BEIJING, Sept. 10 (Xinhua) -- China has made headway in promoting educational equality by making the nine-year compulsory education available and free to all children in rural and urban areas nationwide, says a government white paper.
According to the paper, "China's Human Resources", issued by the Information Office of the State Council Friday, the Chinese government began to adjust and improve the funding mechanism for compulsory education in rural areas since 2006.
Since 2008, the government has been exempting students receiving compulsory education in urban areas from tuition and other fees, it says.
China has been active in promoting balanced development of compulsory education among different regions, prioritizing rural areas, outlying impoverished areas and regions inhabited by ethnic-minority groups in receiving public educational resources, it says.
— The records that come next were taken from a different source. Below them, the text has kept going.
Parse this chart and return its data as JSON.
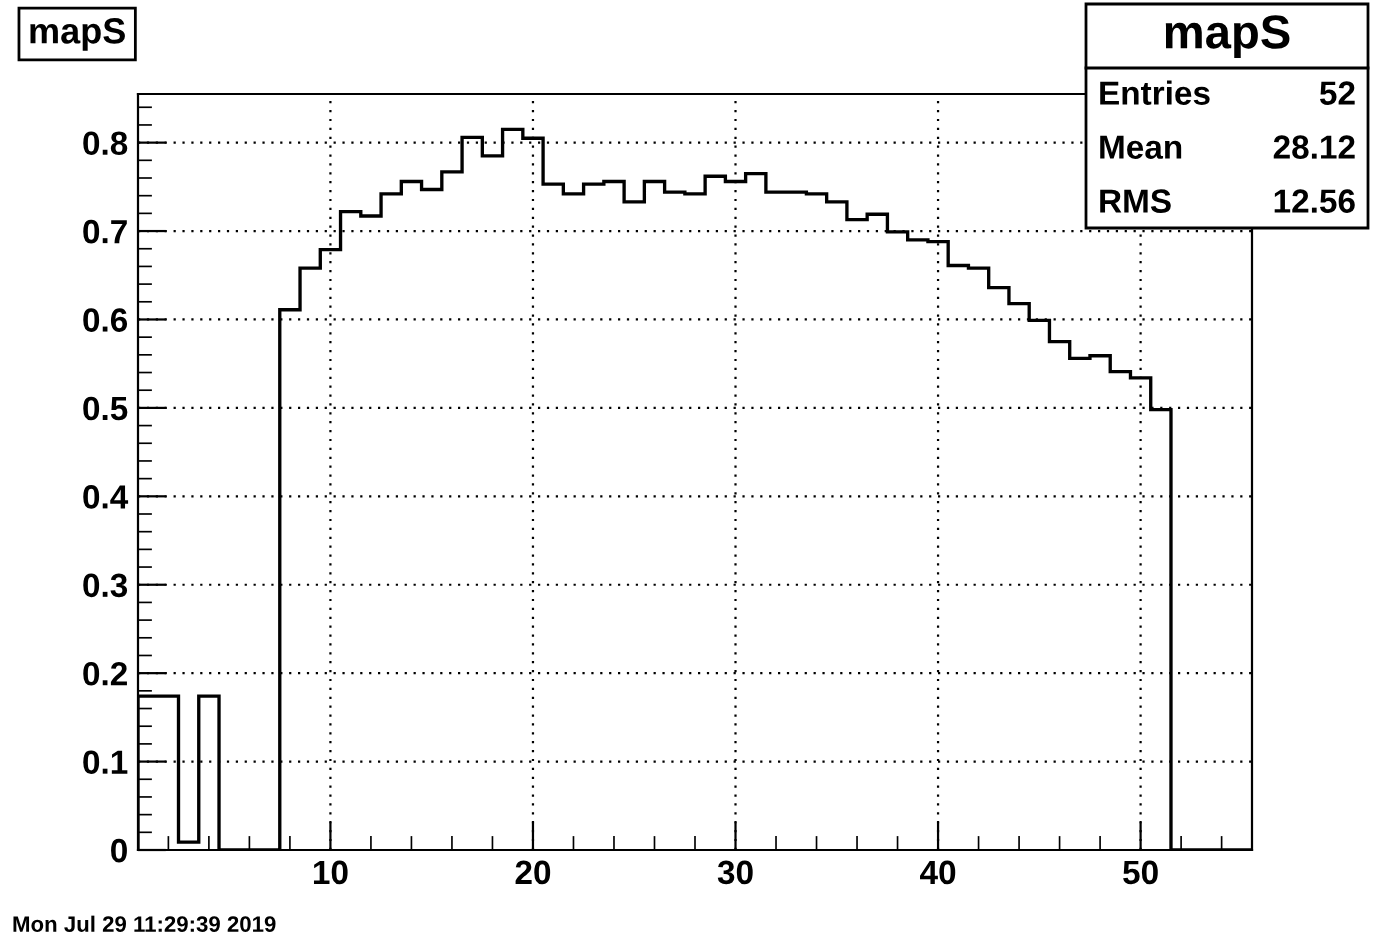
{
  "chart_data": {
    "type": "histogram",
    "title": "mapS",
    "bins": [
      0.5,
      1.5,
      2.5,
      3.5,
      4.5,
      5.5,
      6.5,
      7.5,
      8.5,
      9.5,
      10.5,
      11.5,
      12.5,
      13.5,
      14.5,
      15.5,
      16.5,
      17.5,
      18.5,
      19.5,
      20.5,
      21.5,
      22.5,
      23.5,
      24.5,
      25.5,
      26.5,
      27.5,
      28.5,
      29.5,
      30.5,
      31.5,
      32.5,
      33.5,
      34.5,
      35.5,
      36.5,
      37.5,
      38.5,
      39.5,
      40.5,
      41.5,
      42.5,
      43.5,
      44.5,
      45.5,
      46.5,
      47.5,
      48.5,
      49.5,
      50.5,
      51.5,
      52.5,
      53.5,
      54.5,
      55.5
    ],
    "values": [
      0.174,
      0.174,
      0.009,
      0.174,
      0,
      0,
      0,
      0.611,
      0.658,
      0.679,
      0.722,
      0.717,
      0.742,
      0.756,
      0.747,
      0.767,
      0.806,
      0.785,
      0.815,
      0.805,
      0.753,
      0.742,
      0.753,
      0.756,
      0.733,
      0.756,
      0.744,
      0.742,
      0.762,
      0.756,
      0.765,
      0.744,
      0.744,
      0.742,
      0.733,
      0.713,
      0.719,
      0.699,
      0.69,
      0.688,
      0.661,
      0.658,
      0.636,
      0.618,
      0.599,
      0.575,
      0.556,
      0.559,
      0.541,
      0.534,
      0.498,
      0,
      0,
      0,
      0
    ],
    "color": "#000000",
    "xlim": [
      0.5,
      55.5
    ],
    "xticks": [
      10,
      20,
      30,
      40,
      50
    ],
    "ylim": [
      0,
      0.855
    ],
    "yticks": [
      0,
      0.1,
      0.2,
      0.3,
      0.4,
      0.5,
      0.6,
      0.7,
      0.8
    ],
    "grid": true,
    "annotations": [
      "mapS",
      "Entries",
      "52",
      "Mean",
      "28.12",
      "RMS",
      "12.56",
      "Mon Jul 29 11:29:39 2019"
    ]
  }
}
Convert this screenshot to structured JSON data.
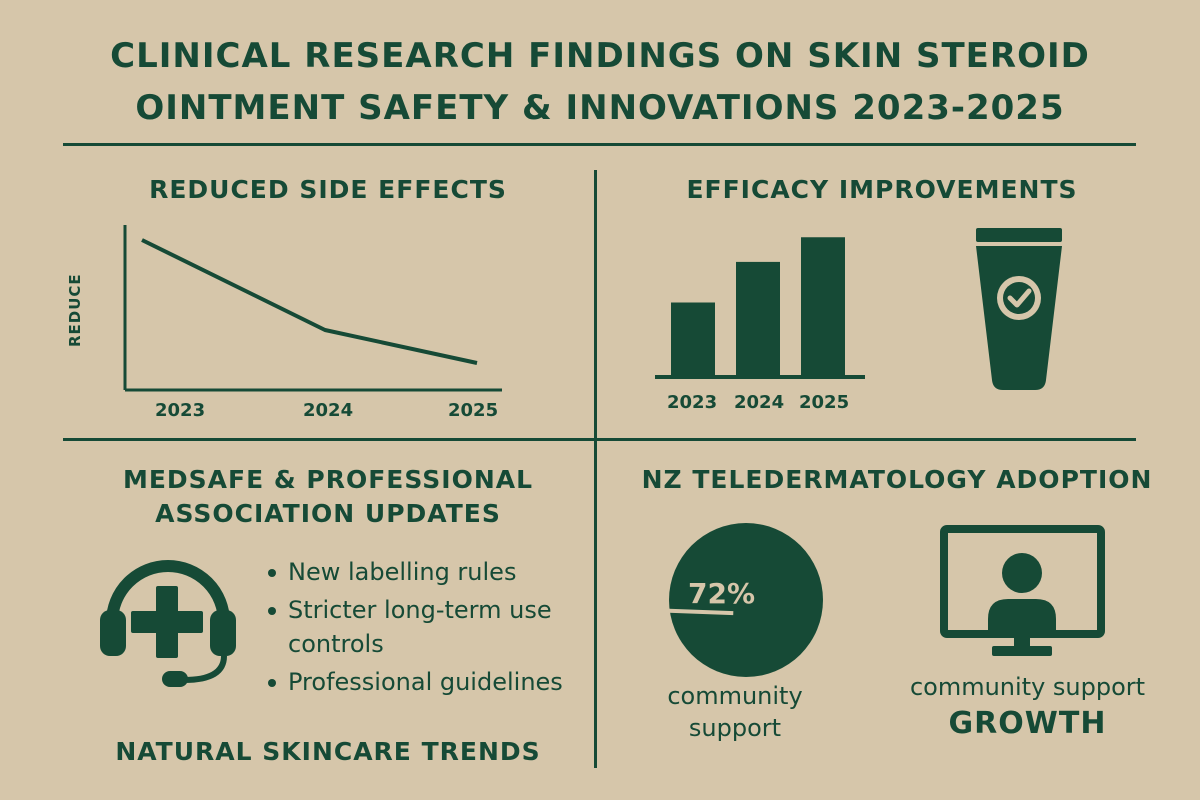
{
  "title": {
    "line1": "Clinical Research Findings on Skin Steroid",
    "line2": "Ointment Safety & Innovations 2023-2025"
  },
  "colors": {
    "background": "#d6c6aa",
    "accent": "#164a36"
  },
  "side_effects": {
    "heading": "Reduced Side Effects",
    "y_label": "REDUCE",
    "x_labels": [
      "2023",
      "2024",
      "2025"
    ]
  },
  "efficacy": {
    "heading": "Efficacy Improvements",
    "x_labels": [
      "2023",
      "2024",
      "2025"
    ],
    "icon": "ointment-tube-check-icon"
  },
  "medsafe": {
    "heading_line1": "Medsafe & Professional",
    "heading_line2": "Association Updates",
    "icon": "headset-medical-cross-icon",
    "bullets": [
      "New labelling rules",
      "Stricter long-term use controls",
      "Professional guidelines"
    ],
    "footer_heading": "Natural Skincare Trends"
  },
  "teledermatology": {
    "heading": "NZ Teledermatology Adoption",
    "percent_label": "72%",
    "percent_value": 72,
    "pie_caption_line1": "community",
    "pie_caption_line2": "support",
    "monitor_icon": "monitor-person-icon",
    "monitor_caption": "community support",
    "monitor_emphasis": "GROWTH"
  },
  "chart_data": [
    {
      "type": "line",
      "title": "Reduced Side Effects",
      "xlabel": "",
      "ylabel": "REDUCE",
      "x": [
        "2023",
        "2024",
        "2025"
      ],
      "series": [
        {
          "values": [
            100,
            40,
            18
          ]
        }
      ],
      "ylim": [
        0,
        110
      ],
      "grid": false
    },
    {
      "type": "bar",
      "title": "Efficacy Improvements",
      "categories": [
        "2023",
        "2024",
        "2025"
      ],
      "values": [
        50,
        78,
        95
      ],
      "ylim": [
        0,
        100
      ],
      "grid": false
    }
  ]
}
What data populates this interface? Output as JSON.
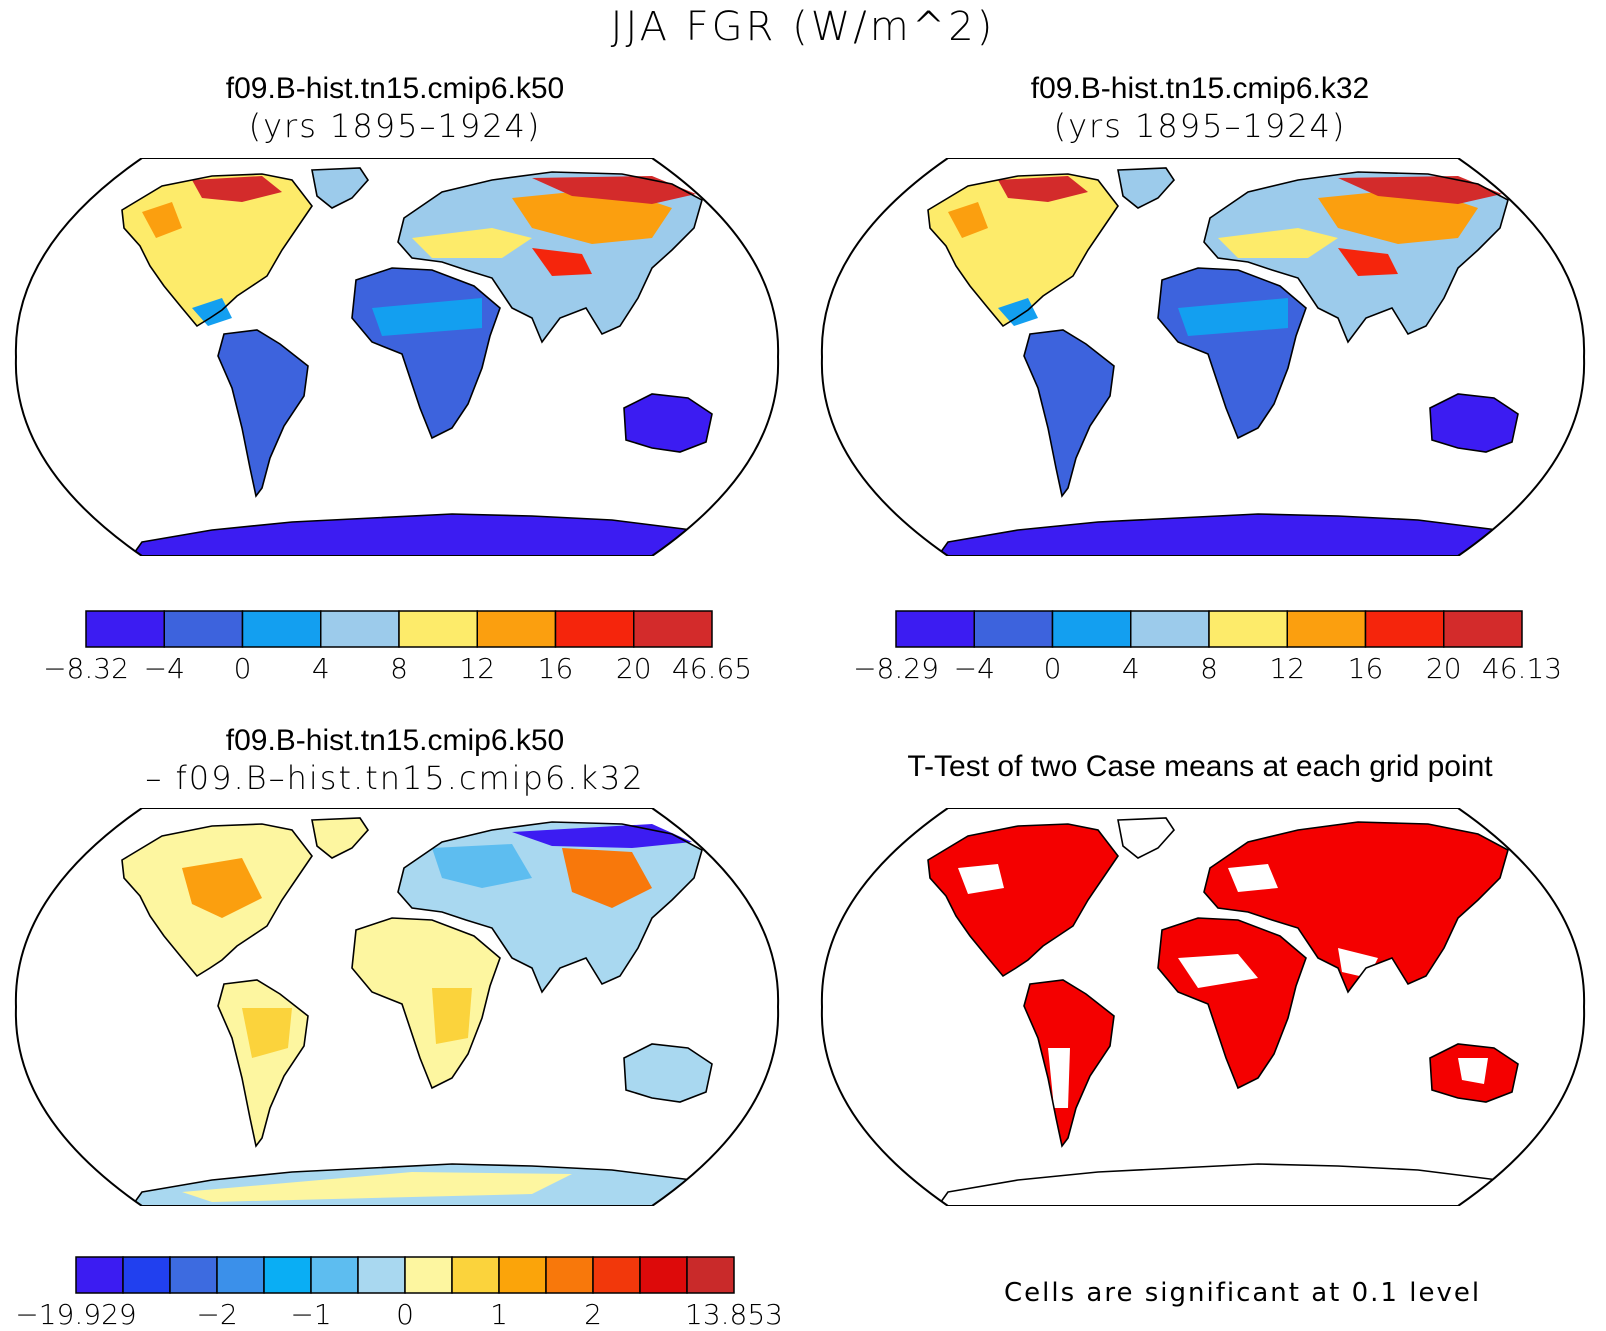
{
  "figure_title": "JJA FGR (W/m^2)",
  "panels": [
    {
      "line1": "f09.B-hist.tn15.cmip6.k50",
      "line2": "(yrs 1895–1924)"
    },
    {
      "line1": "f09.B-hist.tn15.cmip6.k32",
      "line2": "(yrs 1895–1924)"
    },
    {
      "line1": "f09.B-hist.tn15.cmip6.k50",
      "line2": "– f09.B–hist.tn15.cmip6.k32"
    },
    {
      "line1": "T-Test of two Case means at each grid point",
      "line2": ""
    }
  ],
  "colorbars": [
    {
      "labels": [
        "−8.32",
        "−4",
        "0",
        "4",
        "8",
        "12",
        "16",
        "20",
        "46.65"
      ],
      "colors": [
        "#3c1cf2",
        "#3d63dd",
        "#139ff0",
        "#9ccbeb",
        "#fdeb6a",
        "#fb9f0f",
        "#f5250c",
        "#d32b2b"
      ]
    },
    {
      "labels": [
        "−8.29",
        "−4",
        "0",
        "4",
        "8",
        "12",
        "16",
        "20",
        "46.13"
      ],
      "colors": [
        "#3c1cf2",
        "#3d63dd",
        "#139ff0",
        "#9ccbeb",
        "#fdeb6a",
        "#fb9f0f",
        "#f5250c",
        "#d32b2b"
      ]
    },
    {
      "labels": [
        "−19.929",
        "−2",
        "−1",
        "0",
        "1",
        "2",
        "13.853"
      ],
      "label_boundaries": [
        0,
        3,
        5,
        7,
        9,
        11,
        14
      ],
      "colors": [
        "#3c1cf2",
        "#2140ef",
        "#3d6be0",
        "#3b90ea",
        "#0aaef4",
        "#5dbdf0",
        "#a9d8f0",
        "#fdf6a0",
        "#fbd33c",
        "#fba40a",
        "#f8780b",
        "#f2380b",
        "#dd0a0a",
        "#c92a2a"
      ]
    }
  ],
  "significance_note": "Cells are significant at 0.1 level",
  "significance_color": "#f40000"
}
The government has launched a series of programs to narrow the gap between urban and rural areas and between different regions, and to guarantee disadvantaged groups' access to education.
These programs include implementing compulsory education in poor areas, building boarding schools in west China's rural areas, providing distance education for students in rural primary and middle schools, renovating junior high schools in rural areas in western and central China, and supporting special education in western and central China, it says.
The Chinese government has adopted programs that offer scholarship, subsidy and student loans in institutions of higher learning and vocational schools, while increasing financial aid to ensure that students from families with financial difficulties can continue their studies, it says.
According to the paper, 90 percent of the students from secondary vocational schools and 20 percent of university students had received government financial aid, on a total of 43.06 million occasions, by the end of 2009.
Since 2009, students from poor rural families studying at secondary vocational schools and students studying agriculture-related majors in such schools have been exempted from tuition, it says.